Employment Law Updates (July-Sept)

With us being about three months away from a new year, we look at some employment law updates and changes that have made the headlines in the third quarter of 2023.

Legislative Updates

  1. Predictable Working Patterns: On 18th September, the Workers (Predictable Terms and Conditions) Act 2023 passed through the House of Lords and received royal assent. This is said to be quite beneficial for zero-hour contract workers or any atypical worker as it will give them more control over their schedule.
  2. Flexible working: The Flexible Working bill received royal assent on 20th July 2023. The Act, which will probably come into effect in 2024, will allow employees to make two requests (instead of one) for flexible working in any 12-month period and employers would have to decide within two months (instead of three). Additionally, employees will not have to explain why they have applied for flexible working anymore. This bill is said to be beneficial for millions of workers as not only does it allow them more control over work but, according to the UK government, employees will be able to request flexible working from day one of their jobs.
  3. Minimum Service: Along with flexible working. the Strikes Bill also received royal assent on 20th July 2023. This new law has been put into place to ensure that there are minimum service levels during strikes so that the general public has access to services. At present, this minimum service regulation has been extended to rail, fire and rescue, and ambulance services.

    However, a new consultation is said to be taking place which will discuss if this should also be extended to emergency hospital services. Health and Social Secretary Steve Barclay said, in an online press release, that his priority is his patients. He further adds, “These regulations would provide a safety net for trusts and an assurance to the public that vital health services will be there when they need them.”

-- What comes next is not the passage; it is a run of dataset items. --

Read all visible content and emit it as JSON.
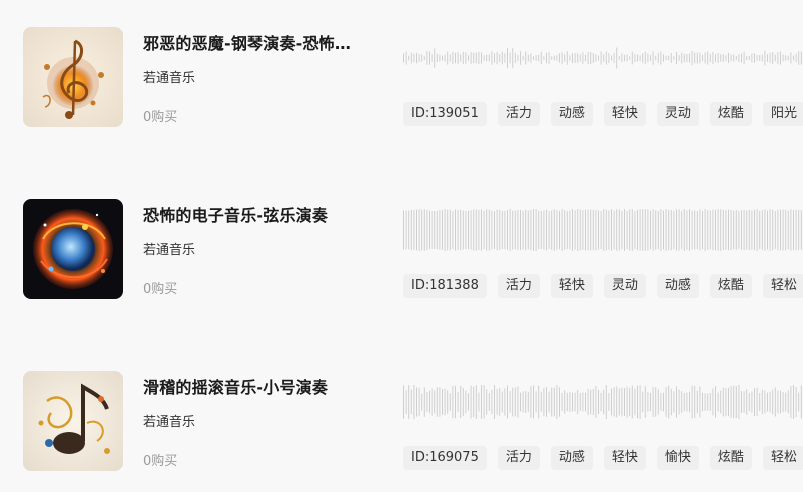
{
  "tracks": [
    {
      "title": "邪恶的恶魔-钢琴演奏-恐怖音乐",
      "artist": "若通音乐",
      "purchases": "0购买",
      "tags": [
        "ID:139051",
        "活力",
        "动感",
        "轻快",
        "灵动",
        "炫酷",
        "阳光"
      ],
      "cover_icon": "golden-treble-clef-art"
    },
    {
      "title": "恐怖的电子音乐-弦乐演奏",
      "artist": "若通音乐",
      "purchases": "0购买",
      "tags": [
        "ID:181388",
        "活力",
        "轻快",
        "灵动",
        "动感",
        "炫酷",
        "轻松"
      ],
      "cover_icon": "fiery-music-orb-art"
    },
    {
      "title": "滑稽的摇滚音乐-小号演奏",
      "artist": "若通音乐",
      "purchases": "0购买",
      "tags": [
        "ID:169075",
        "活力",
        "动感",
        "轻快",
        "愉快",
        "炫酷",
        "轻松"
      ],
      "cover_icon": "ornate-music-note-art"
    }
  ]
}
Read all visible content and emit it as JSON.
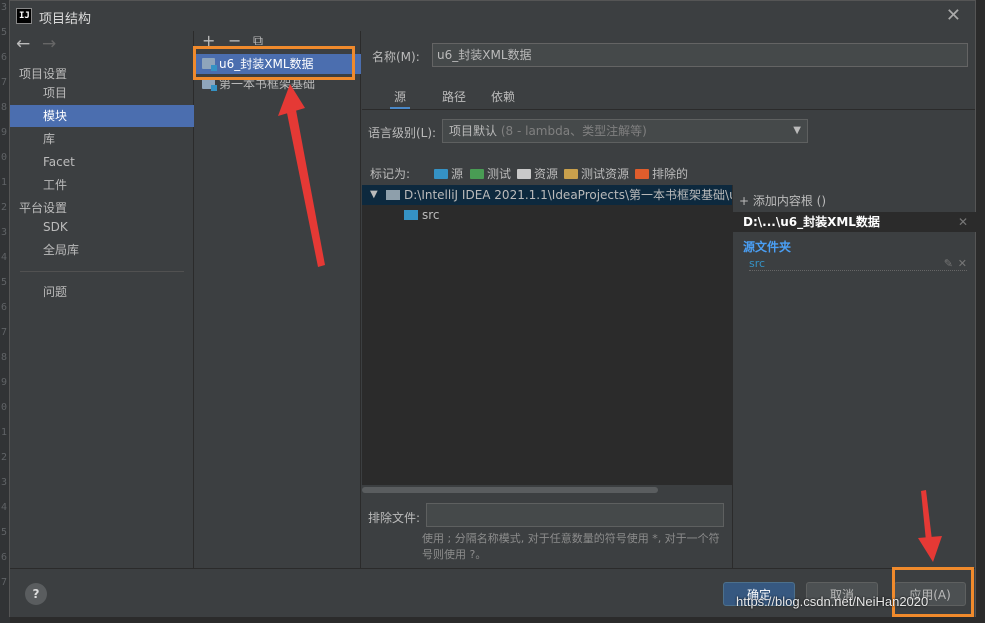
{
  "gutter_lines": [
    "3",
    "5",
    "6",
    "7",
    "8",
    "9",
    "0",
    "1",
    "2",
    "3",
    "4",
    "5",
    "6",
    "7",
    "8",
    "9",
    "0",
    "1",
    "2",
    "3",
    "4",
    "5",
    "6",
    "7"
  ],
  "window": {
    "title": "项目结构",
    "app_icon_text": "IJ"
  },
  "nav": {
    "project_settings_header": "项目设置",
    "project_settings_items": [
      "项目",
      "模块",
      "库",
      "Facet",
      "工件"
    ],
    "platform_settings_header": "平台设置",
    "platform_settings_items": [
      "SDK",
      "全局库"
    ],
    "problems": "问题"
  },
  "module_toolbar": {
    "add": "+",
    "remove": "−",
    "copy": "⧉"
  },
  "modules": [
    "u6_封装XML数据",
    "第一本书框架基础"
  ],
  "name_field": {
    "label": "名称(M):",
    "value": "u6_封装XML数据"
  },
  "tabs": [
    "源",
    "路径",
    "依赖"
  ],
  "language_level": {
    "label": "语言级别(L):",
    "value": "项目默认",
    "detail": " (8 - lambda、类型注解等)"
  },
  "mark_as": {
    "label": "标记为:",
    "items": [
      {
        "label": "源",
        "color": "#3592c4"
      },
      {
        "label": "测试",
        "color": "#499c54"
      },
      {
        "label": "资源",
        "color": "#c9c9c9"
      },
      {
        "label": "测试资源",
        "color": "#c9a04c"
      },
      {
        "label": "排除的",
        "color": "#e05d2c"
      }
    ]
  },
  "tree": {
    "root": "D:\\IntelliJ IDEA 2021.1.1\\IdeaProjects\\第一本书框架基础\\u",
    "child": "src"
  },
  "exclude": {
    "label": "排除文件:",
    "hint": "使用 ; 分隔名称模式, 对于任意数量的符号使用 *, 对于一个符号则使用 ?。"
  },
  "content_roots": {
    "add_label": "+ 添加内容根 ()",
    "path": "D:\\...\\u6_封装XML数据",
    "source_folders_title": "源文件夹",
    "source_entry": "src"
  },
  "buttons": {
    "help": "?",
    "ok": "确定",
    "cancel": "取消",
    "apply": "应用(A)"
  },
  "watermark": "https://blog.csdn.net/NeiHan2020",
  "colors": {
    "selection": "#4b6eaf",
    "highlight_box": "#f08a2c",
    "arrow": "#e53935"
  }
}
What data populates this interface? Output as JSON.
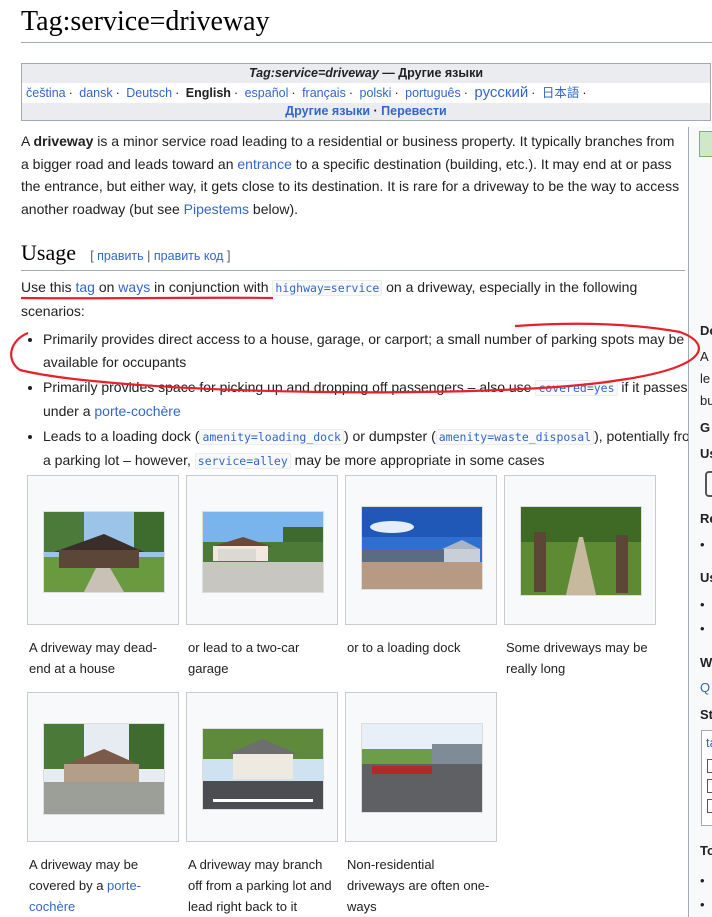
{
  "page": {
    "title": "Tag:service=driveway"
  },
  "langbox": {
    "header_italic": "Tag:service=driveway",
    "header_rest": " — Другие языки",
    "languages": [
      "čeština",
      "dansk",
      "Deutsch",
      "English",
      "español",
      "français",
      "polski",
      "português",
      "русский",
      "日本語"
    ],
    "current": "English",
    "other_languages": "Другие языки",
    "translate": "Перевести"
  },
  "intro": {
    "p1_a": "A ",
    "p1_b": "driveway",
    "p1_c": " is a minor service road leading to a residential or business property. It typically branches from a bigger road and leads toward an ",
    "p1_link1": "entrance",
    "p1_d": " to a specific destination (building, etc.). It may end at or pass the entrance, but either way, it gets close to its destination. It is rare for a driveway to be the way to access another roadway (but see ",
    "p1_link2": "Pipestems",
    "p1_e": " below)."
  },
  "usage": {
    "heading": "Usage",
    "edit_open": "[ ",
    "edit": "править",
    "edit_sep": " | ",
    "edit_code": "править код",
    "edit_close": " ]",
    "p_a": "Use this ",
    "p_tag": "tag",
    "p_b": " on ",
    "p_ways": "ways",
    "p_c": " in conjunction with ",
    "p_code": "highway=service",
    "p_d": " on a driveway, especially in the following scenarios:",
    "b1": "Primarily provides direct access to a house, garage, or carport; a small number of parking spots may be available for occupants",
    "b2_a": "Primarily provides space for picking up and dropping off passengers – also use ",
    "b2_code": "covered=yes",
    "b2_b": " if it passes under a ",
    "b2_link": "porte-cochère",
    "b3_a": "Leads to a loading dock (",
    "b3_code1": "amenity=loading_dock",
    "b3_b": ") or dumpster (",
    "b3_code2": "amenity=waste_disposal",
    "b3_c": "), potentially from a parking lot – however, ",
    "b3_code3": "service=alley",
    "b3_d": " may be more appropriate in some cases"
  },
  "gallery": {
    "captions": [
      "A driveway may dead-end at a house",
      "or lead to a two-car garage",
      "or to a loading dock",
      "Some driveways may be really long",
      "A driveway may be covered by a ",
      "A driveway may branch off from a parking lot and lead right back to it",
      "Non-residential driveways are often one-ways"
    ],
    "caption5_link": "porte-cochère"
  },
  "sidebar": {
    "letters": [
      "Do",
      "A",
      "le",
      "bu",
      "G",
      "Us",
      "Re",
      "Us",
      "W",
      "Q",
      "St",
      "ta",
      "To"
    ]
  },
  "colors": {
    "link": "#3366cc",
    "annotation": "#e8202a"
  }
}
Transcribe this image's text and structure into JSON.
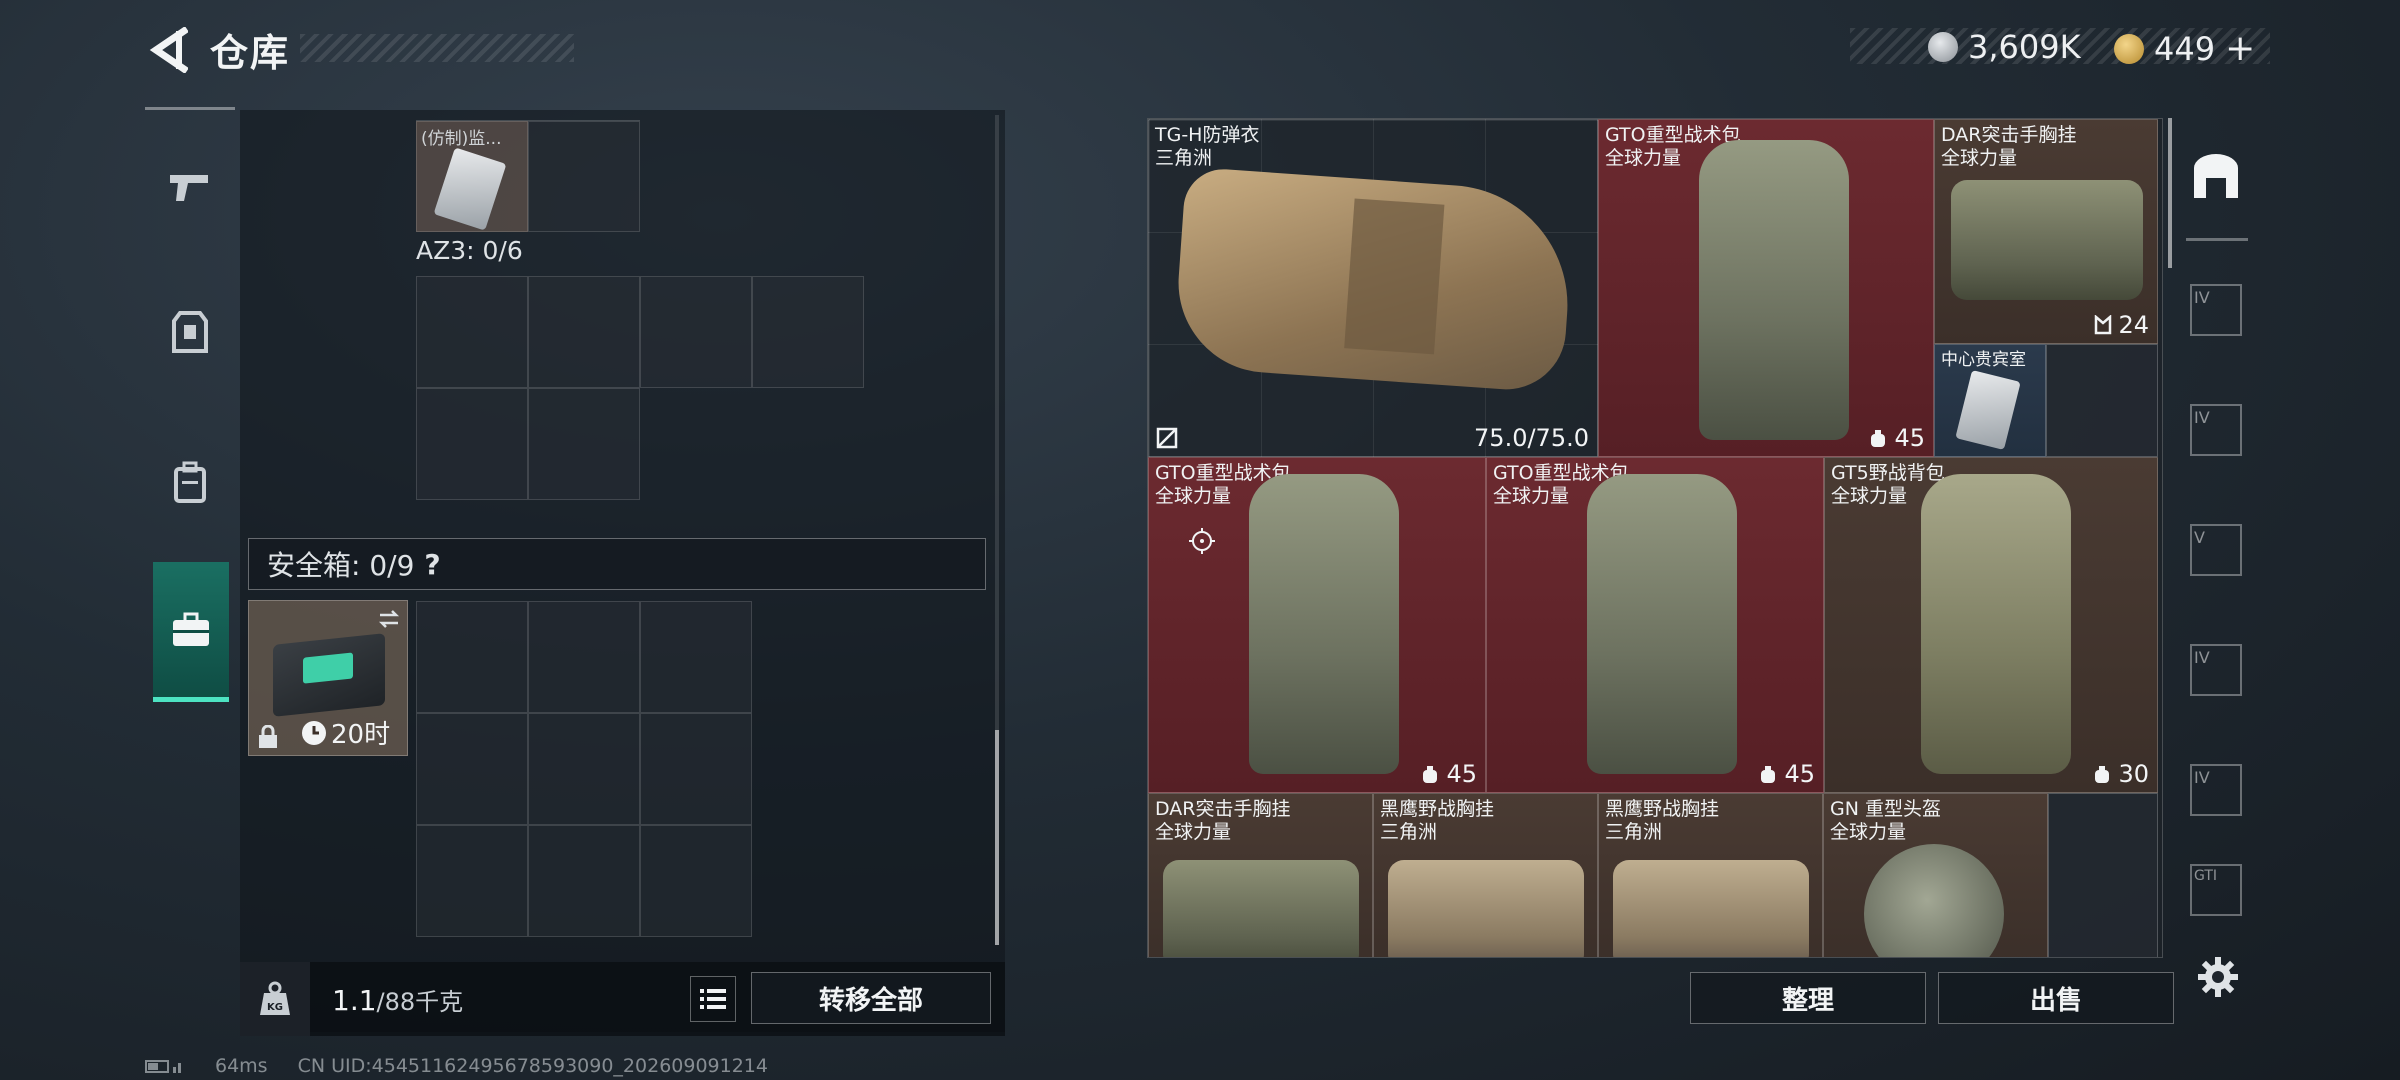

Employment Law Update – Case Laws

  1. Fischer v London United Busways Ltd: The ET ruled that an employer has to take “all reasonable steps” to prevent discrimination. The claimant is a transwoman, and while she lost this case, the ET said that using gendered swearwords can be discrimination. And hence, employers need to make sure all reasonable steps are taken such as updating policies, focusing on inclusion and raising awareness.
  2. Forstater v CGD Europe: After ET did not side with her claim in 2019, Maya Forstater was awarded over £100,000 after her case was reheard this year. This time, the tribunal concluded that she was discriminated against based on her views as she was not offered employment and a fellowship. She was also removed from the company website. Read about the case.
  3. Jhuti v Royal Mail: Labelled as one of the largest ever payouts in an unfair dismissal case, Ms Jhuti was unfairly dismissed from her role after she pointed out fraudulent activities to her boss. Her boss then made her retract her statement and harassed her till she was dismissed with three months’ notice. ET asked Royal Mail to compensate employees and give directions stating that it is appropriate to use the Ogden Tables to calculate lump sum compensation – especially for career-long losses. Read about the case.
  4. Greasly-Adams v Royal Mail Group Ltd: Employees of the claimant made a bullying and harassment complaint against the claimant, who suffered from Asperger syndrome and was recognised as disabled under Section 6 of the Equality Act. This company investigated this report and found that the complaints against the claimant were true. However, during the investigation, the claimant got to know that the colleagues had also made comments about his disability which led him to file a claim against them for harassment.

    The ET and EAT held that since he was not aware of the comments made against him at the time, and it did not affect him in any way, it was not harassment. This decision makes it clear that in order for a harassment claim to succeed, the victim has to know of the harassment.

 Guidance Published

  1. CIPD Manifesto for Good Work: CIPD has published a new manifesto that asks the UK government policymakers to create changes that will help employers recruit, develop and retain their workforce, so as to create a sustainable economy.
  2. AI: A research paper has been published by the House of Commons Library on AI and employment law that looks at the legal implications of using AI and proposes regulatory reform.
  3. NDA in the Workplace: The SRA published an analysis of using NDAs in workplace complaints. They received evidence that employers were using NDAs to keep employees from complaining about misconduct and harassment. This review also offers advice to employees signing an NDA.
  4. Disability Action Plan: The Government launched a consultation in July that raises awareness about tech that can help disabled people. People of the public are welcome to comment on the consultation until 06 October 2023. Follow the link to respond.
  5. Claim and Response forms: Another key employment law update is the new ET1 and ET3 forms have been issued by HMCTS. These need to be used by parties for litigation.
  6. Parental Leave: In a newly published response by the Government, a few new changes were proposed to support working fathers and partners. Now, employed fathers and partners will be able to:
    – Take two weeks’ leave in two separate blocks.
    – Take leave and pay at any point after the birth or adoption of their child.
    – Give notice 15 weeks prior to expected birth and also 4 weeks’ notice before each leave.